You will lead a pod of about 5 to 10 technical trainers who create realistic, terminal-based chemical engineering tasks for AI training and evaluation. You will review whether each task reflects real engineering workflows, produces reproducible results, and tests meaningful reasoning.
The work covers reaction engineering, thermodynamics, phase equilibria, transport phenomena, separation processes, process control, optimization, combustion, and electrochemical engineering.
- Mentor technical trainers and maintain consistent quality and delivery standards.
- Review problem statements, reaction kinetics, thermodynamic and property data, process flowsheets, computational environments, reference solutions, and automated tests.
- Check mass and energy balances, thermodynamic consistency, units, numerical convergence, solver tolerances, initial conditions, and simulation results.
- Evaluate graders using outputs such as conversion, yield, selectivity, purity, energy consumption, and process constraints.
- Find technical inaccuracies, unrealistic assumptions, edge cases, and weaknesses that could let calculations or simulations bypass the intended evaluation.

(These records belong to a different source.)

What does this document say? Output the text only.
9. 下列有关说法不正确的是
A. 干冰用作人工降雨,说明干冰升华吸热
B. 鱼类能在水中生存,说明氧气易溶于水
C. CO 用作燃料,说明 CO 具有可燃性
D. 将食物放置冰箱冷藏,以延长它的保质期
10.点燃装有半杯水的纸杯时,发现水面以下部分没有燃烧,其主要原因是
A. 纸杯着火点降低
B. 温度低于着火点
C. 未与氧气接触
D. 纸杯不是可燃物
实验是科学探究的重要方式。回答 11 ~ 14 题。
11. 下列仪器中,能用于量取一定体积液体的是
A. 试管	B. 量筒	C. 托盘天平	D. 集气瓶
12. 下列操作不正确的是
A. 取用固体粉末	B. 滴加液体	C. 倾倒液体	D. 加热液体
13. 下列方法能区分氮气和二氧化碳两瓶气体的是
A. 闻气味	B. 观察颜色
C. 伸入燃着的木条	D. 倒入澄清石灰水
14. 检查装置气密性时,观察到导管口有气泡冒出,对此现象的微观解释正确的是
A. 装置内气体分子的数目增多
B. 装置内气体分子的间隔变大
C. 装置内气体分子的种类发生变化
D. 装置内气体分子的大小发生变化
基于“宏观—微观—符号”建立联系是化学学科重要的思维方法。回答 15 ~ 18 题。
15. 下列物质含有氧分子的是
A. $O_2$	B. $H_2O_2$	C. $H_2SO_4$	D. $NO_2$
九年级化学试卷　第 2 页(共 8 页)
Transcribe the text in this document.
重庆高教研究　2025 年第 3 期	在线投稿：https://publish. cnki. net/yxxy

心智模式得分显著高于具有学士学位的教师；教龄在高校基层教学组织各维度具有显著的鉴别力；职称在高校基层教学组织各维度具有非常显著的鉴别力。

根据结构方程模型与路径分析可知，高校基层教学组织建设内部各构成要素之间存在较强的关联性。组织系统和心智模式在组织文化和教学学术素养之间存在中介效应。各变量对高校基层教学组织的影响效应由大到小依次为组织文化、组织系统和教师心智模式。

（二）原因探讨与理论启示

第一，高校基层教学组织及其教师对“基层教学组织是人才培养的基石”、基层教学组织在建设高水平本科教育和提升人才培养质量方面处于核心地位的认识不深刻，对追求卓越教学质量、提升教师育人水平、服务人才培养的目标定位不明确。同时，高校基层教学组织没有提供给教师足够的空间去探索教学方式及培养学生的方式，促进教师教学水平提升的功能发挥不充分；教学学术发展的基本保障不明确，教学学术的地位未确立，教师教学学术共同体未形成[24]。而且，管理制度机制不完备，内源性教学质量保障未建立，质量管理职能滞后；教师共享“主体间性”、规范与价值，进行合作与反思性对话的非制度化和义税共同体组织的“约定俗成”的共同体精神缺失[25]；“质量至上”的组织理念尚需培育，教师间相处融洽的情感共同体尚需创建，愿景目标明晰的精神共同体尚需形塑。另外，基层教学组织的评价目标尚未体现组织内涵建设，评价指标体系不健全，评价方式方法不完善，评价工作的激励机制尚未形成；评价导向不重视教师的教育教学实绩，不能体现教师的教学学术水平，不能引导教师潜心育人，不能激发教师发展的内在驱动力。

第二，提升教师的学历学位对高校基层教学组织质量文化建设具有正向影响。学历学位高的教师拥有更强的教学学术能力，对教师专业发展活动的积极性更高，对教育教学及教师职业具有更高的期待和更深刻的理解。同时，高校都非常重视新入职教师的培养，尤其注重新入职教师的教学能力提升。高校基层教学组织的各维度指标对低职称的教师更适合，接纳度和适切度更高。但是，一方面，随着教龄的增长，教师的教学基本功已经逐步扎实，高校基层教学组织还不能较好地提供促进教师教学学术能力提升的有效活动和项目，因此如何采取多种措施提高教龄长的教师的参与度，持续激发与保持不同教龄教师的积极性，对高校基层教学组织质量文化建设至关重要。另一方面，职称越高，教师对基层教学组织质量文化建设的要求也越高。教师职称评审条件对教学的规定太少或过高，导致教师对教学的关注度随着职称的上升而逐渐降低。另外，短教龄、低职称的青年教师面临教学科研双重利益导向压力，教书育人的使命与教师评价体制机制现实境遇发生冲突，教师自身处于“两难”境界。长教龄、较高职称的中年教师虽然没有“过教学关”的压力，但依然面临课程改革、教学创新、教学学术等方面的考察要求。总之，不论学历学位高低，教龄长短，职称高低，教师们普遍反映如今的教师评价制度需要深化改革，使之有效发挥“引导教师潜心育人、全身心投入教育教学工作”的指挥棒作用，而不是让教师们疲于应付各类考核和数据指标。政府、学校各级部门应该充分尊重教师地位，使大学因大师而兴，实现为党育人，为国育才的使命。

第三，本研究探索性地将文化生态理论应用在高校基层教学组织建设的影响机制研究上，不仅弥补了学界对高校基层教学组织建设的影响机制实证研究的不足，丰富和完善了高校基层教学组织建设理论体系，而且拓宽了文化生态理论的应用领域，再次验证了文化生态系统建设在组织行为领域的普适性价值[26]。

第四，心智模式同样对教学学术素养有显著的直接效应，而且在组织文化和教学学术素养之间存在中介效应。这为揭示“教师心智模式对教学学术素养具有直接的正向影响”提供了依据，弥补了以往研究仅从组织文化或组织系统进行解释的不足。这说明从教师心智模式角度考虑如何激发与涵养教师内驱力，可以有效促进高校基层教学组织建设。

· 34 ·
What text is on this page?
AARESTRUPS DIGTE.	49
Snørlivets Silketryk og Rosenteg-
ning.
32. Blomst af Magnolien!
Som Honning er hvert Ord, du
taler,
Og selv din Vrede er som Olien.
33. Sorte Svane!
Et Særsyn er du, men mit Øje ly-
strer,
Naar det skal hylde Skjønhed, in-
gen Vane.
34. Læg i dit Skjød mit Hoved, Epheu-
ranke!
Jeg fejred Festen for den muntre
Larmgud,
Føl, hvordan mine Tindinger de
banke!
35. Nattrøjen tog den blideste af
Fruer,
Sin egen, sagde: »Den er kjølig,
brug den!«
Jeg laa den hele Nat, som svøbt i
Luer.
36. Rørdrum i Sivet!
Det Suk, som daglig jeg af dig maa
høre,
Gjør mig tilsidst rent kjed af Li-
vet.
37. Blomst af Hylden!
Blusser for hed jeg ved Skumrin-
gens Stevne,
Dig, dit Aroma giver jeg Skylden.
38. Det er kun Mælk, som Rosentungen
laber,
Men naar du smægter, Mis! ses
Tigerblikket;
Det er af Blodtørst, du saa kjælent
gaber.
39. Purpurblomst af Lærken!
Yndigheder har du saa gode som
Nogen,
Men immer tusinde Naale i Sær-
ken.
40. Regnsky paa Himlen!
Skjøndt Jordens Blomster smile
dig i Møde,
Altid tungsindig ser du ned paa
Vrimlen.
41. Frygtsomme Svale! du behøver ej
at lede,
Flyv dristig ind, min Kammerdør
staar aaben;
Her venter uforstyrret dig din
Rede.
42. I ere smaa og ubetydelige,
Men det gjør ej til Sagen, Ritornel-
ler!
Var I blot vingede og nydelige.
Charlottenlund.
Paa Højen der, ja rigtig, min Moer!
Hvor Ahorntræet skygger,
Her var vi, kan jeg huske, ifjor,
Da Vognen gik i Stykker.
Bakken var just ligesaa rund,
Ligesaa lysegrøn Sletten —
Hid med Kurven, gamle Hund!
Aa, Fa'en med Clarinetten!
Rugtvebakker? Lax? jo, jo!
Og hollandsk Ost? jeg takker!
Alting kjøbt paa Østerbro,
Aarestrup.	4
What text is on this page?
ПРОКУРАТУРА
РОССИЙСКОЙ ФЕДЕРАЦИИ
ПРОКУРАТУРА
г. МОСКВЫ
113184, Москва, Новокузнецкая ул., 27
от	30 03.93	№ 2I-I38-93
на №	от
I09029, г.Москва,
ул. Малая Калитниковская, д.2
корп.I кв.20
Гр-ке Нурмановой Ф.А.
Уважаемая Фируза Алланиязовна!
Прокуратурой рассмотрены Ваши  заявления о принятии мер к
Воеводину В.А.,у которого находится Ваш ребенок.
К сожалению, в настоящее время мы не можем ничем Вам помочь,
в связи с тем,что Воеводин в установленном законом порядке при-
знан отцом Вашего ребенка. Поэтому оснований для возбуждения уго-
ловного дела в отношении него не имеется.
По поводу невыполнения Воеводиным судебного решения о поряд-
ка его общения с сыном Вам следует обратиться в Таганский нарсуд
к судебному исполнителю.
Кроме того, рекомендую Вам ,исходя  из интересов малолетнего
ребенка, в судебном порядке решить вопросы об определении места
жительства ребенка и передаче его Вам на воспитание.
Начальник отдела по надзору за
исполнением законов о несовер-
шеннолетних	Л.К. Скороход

- Give precise feedback, track revisions, resolve quality issues, allocate work, monitor throughput, and maintain technical documentation.
What it pays and takes
This is a contractor assignment with a four-week duration. The role requires advanced chemical engineering experience and the ability to review complex technical work, simulations, computational models, and research outputs.
- Pay: Not provided in the listing.
- Time: 20+ hours per week; the assignment also requires at least four hours per day and four hours of overlap with Pacific Time.
- Location: Open worldwide.
- Language: English.
- Education or experience: Ph.D., postdoctoral experience, or equivalent advanced technical experience in Chemical Engineering.
- Programming: Strong ability in Python, Julia, C/C++, or MATLAB/Octave, plus proficiency in Linux environments.
- Technical knowledge: Process modeling, reaction kinetics, thermodynamic modeling, process simulation, optimization, numerical methods, computational modeling, and technical validation.
- Review skills: Ability to assess balances, thermodynamic assumptions, numerical accuracy, solver convergence, and computational reliability, then provide precise technical feedback.
- Leadership: Experience mentoring, reviewing, or leading small technical teams is valuable.
- Helpful tools and background: Cantera, CoolProp, Pyomo, IDAES, DWSIM, CasADi, OpenFOAM, Aspen Plus, Aspen HYSYS, gPROMS, Docker, Git, CI/CD, automated testing, AI coding agents, terminal-based agents, or LLM-generated engineering solutions. Experience in optimization, reactor modeling, separation systems, process control, electrochemical simulations, petrochemicals, pharmaceuticals, energy, specialty chemicals, or process manufacturing is also useful.
How it works
You apply on OpenTrain with your resume and then complete the application on the hiring site.
About AI training work
AI training work uses human-created examples, reviews, and evaluations to help artificial intelligence systems perform better. Experienced specialists are needed for technical projects because they can judge whether models, calculations, and answers are accurate and useful.